We must be looking within, to look around ourselves and to find the path that led us here. As this path isn’t unique or new, or even un-American. To understand that path and the cruelty in ourselves, only then can we being to heal from the horrors that have happened and continue to happen. To understand this evil is just as human as the good, to strive for what is better every day, to embrace that struggle internally, to push back from accepting the horrors that “just are.” Like the homeless person you walk past on your way to work every day in a city that has not enacted a housing first policy. To fully resist is to looking outward and within for the evils that must be fought against.

So resist against these concentration camps, resist juvenile detention centers, resist our wars abroad, resist the NRA, resist poverty wages, resist accepting homelessness as something this city just has. Or even resist the city not building a bio-digestion facility being beyond the scope of this city, something which will reduce our greenhouse gas emissions and would probably be a net energy producer for the city, but Judge Doyle Square which costs $15 million more and will do nothing but maintain the status quo is within its scope.

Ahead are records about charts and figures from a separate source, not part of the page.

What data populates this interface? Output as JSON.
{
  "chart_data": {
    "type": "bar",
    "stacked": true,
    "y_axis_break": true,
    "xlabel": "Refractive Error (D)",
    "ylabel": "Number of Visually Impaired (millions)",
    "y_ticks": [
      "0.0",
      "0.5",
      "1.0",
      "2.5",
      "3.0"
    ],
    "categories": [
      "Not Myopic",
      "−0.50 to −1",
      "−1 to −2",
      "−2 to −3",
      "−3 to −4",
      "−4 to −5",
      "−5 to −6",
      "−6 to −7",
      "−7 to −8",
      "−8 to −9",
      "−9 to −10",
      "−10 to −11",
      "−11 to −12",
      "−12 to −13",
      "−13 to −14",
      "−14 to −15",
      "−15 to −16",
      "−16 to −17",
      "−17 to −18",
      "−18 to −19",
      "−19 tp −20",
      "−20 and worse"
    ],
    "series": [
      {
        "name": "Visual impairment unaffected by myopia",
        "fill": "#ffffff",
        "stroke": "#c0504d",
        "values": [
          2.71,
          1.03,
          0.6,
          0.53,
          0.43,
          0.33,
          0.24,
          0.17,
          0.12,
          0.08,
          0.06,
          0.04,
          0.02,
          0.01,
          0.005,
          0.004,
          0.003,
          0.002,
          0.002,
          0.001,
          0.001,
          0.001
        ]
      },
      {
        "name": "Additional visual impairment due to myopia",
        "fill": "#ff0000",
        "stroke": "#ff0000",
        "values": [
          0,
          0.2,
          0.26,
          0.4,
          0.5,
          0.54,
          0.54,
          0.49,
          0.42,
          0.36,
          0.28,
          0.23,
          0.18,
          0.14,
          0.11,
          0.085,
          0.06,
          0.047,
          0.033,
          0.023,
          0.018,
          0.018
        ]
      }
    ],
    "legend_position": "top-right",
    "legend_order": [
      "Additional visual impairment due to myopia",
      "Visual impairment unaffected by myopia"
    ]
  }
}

It’s not about feigned civility or even civility at all, because in all honesty F*ck Trump. And it’s not about pointing out the failures of Democrats. What it is about – even if we find ourselves falling perpetually falling short – is to be constantly reaching for and holding ourselves to the highest standard of humanity.

All this to say, it is not enough to just be against Trumpism and it’s not enough to take to Facebook to show we are against children separated at the border. It needs to be much more. We have to be against all human everyday cruelty and to carry that same energy to confront what lays in front of us and behind – to be for a new type of society where we thoroughly reject even our own seemingly mundane cruelty.